As for man, his days are like grass,
He flourishes like a flower of the field;
The wind blows over it and it is gone...

Psalm 103: 8-17

07 January 2011

Bad Is Good

At the tail-end of last year I read Johnny Cash's autobiography, which was good food for my soul - equal parts moving, hilarious (unintended irony abounds here) and provocative (inasmuch as reading about suicidal speed binges and Minnnie Pearl can be provocative). A part of Cash's life that never made it into Walk The Line is the ostrich attack he boldly (while stoned) provoked in the Eighties, which almost killed him. The bird clawed into his abdomen, which provided Cash the opportunity to feed a lethal dose of Valium directly into the oozing wound a little while later. Again, this scene never made it into the movie...and that's particularly interesting to me. If I was the director of Walk The Line, the movie would have opened with this scene. But I suppose the literal confounds the mythopoetic compulsion. And (apparently) people need to view Cash as a man who never relapsed (often), who didn't suffer from eternally poor judgment (see ostrich attack), and who had a kind of hillbilly genius (he didn't.

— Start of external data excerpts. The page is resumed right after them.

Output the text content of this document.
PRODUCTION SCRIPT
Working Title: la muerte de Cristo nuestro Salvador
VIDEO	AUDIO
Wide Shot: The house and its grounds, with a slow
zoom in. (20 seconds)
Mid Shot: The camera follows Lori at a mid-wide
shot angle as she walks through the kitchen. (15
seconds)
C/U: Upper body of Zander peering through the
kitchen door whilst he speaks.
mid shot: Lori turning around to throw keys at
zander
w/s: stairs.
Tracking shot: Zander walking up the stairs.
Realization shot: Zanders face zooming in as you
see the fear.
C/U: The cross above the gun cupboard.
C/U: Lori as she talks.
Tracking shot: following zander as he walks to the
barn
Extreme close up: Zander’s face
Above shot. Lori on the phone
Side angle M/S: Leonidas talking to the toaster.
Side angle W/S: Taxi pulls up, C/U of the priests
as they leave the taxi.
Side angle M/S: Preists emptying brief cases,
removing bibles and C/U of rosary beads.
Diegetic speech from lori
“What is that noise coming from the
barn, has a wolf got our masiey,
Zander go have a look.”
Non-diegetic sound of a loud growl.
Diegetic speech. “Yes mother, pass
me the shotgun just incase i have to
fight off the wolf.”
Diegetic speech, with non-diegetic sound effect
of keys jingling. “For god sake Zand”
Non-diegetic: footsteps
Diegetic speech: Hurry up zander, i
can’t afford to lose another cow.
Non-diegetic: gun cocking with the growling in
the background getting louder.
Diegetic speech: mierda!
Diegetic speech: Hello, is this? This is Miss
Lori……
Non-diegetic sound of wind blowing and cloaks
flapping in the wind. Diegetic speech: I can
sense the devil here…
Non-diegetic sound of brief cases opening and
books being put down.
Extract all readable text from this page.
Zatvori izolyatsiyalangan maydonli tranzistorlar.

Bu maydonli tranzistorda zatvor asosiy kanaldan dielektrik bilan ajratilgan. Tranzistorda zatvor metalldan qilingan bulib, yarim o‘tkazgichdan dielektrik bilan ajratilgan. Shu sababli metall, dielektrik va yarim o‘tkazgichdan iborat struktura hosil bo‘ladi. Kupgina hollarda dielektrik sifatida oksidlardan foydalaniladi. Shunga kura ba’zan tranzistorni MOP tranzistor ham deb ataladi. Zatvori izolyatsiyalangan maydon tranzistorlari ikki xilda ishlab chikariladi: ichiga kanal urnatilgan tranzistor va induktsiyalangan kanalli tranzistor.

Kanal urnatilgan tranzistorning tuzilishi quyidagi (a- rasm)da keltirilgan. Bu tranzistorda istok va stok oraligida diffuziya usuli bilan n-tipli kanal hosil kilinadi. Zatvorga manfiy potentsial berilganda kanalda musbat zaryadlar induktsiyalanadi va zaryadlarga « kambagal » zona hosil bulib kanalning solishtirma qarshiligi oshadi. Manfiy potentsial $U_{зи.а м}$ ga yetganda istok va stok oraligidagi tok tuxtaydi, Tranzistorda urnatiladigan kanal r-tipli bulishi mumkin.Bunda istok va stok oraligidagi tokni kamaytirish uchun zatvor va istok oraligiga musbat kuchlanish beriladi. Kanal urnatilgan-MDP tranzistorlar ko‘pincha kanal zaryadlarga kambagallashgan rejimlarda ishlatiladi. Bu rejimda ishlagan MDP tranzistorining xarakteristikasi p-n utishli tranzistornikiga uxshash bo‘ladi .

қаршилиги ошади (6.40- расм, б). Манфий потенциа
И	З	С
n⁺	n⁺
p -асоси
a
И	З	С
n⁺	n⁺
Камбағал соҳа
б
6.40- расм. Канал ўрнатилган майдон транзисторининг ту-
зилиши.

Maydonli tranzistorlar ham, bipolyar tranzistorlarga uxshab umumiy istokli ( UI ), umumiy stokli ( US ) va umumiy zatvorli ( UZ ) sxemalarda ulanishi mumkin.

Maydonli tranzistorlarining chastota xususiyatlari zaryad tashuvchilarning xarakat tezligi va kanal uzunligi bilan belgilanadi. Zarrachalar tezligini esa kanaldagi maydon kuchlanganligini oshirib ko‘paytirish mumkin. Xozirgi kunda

That would be Carl Perkins). I like the music of Johnny Cash, and I probably like it even more now that I know what an insane, conflicted fuckup he was. Being that fucked up isn't interesting, per se. But being that fucked up and also being a working singer-songwriter, father, husband, and recalcitrant Christian - is 63% interesting. Spanning the Rilkean contradictions of his conflicted personality was this faux image, "Cash"/The Man In Black, and that unifying lie is what paid his rent. It's also the lie that Walk The Line depicts. Also, June didn't redeem Johnny near as much as Rick Rubin did. And that door swung both ways...

06 January 2011

Amphibian Mind

post argument, i am beside the aquarium dividing my attention between the brine shrimp and spate of old photographs, finding after all these years evidence of my chin's particular wisdom - as the barometer of my cool, as predictor of relationships soon to be shipwrecked, as knowing dolt of the bald terror skating around my pelvis. meanwhile, everything carries with it a whiff of the apocalypse & sea monkey babes are suspended in their slick of albumen and the cryogenic starfish counts down the minutes until sticky light dashes into its gill nodes. And behind my eyes - a pair of webbed feet & legs escaping a half-revealed hunch, behind a tripod, all fiery in the atmosphere.

03 January 2011

Ali Palimpsest


"That's not the way the world really works anymore. We're an empire now, and when we act, we create our own reality. And while you're studying that reality - judiciously, as you will - we'll act again, creating other new realities, which you can study too, and that's how things will sort out."

-Unnamed George W. Bush senior adviser,
speaking to New York Times reporter Ron Suskind in 2002

02 January 2011

The World Of The Mesa Verde People


When I died, love, when I died
there was a war in the upper air;
All that happens, happens there.

- A. Ginsberg, "A Western Ballad" (1948)

01 January 2011

Just Like Hemingway

Partially because of my adventures in commerce, this glorious New Year's Day has been a day of eating massive amounts of collards, cornbread, blackeyed peas, & pork. And, yes, beer. There is always the beer.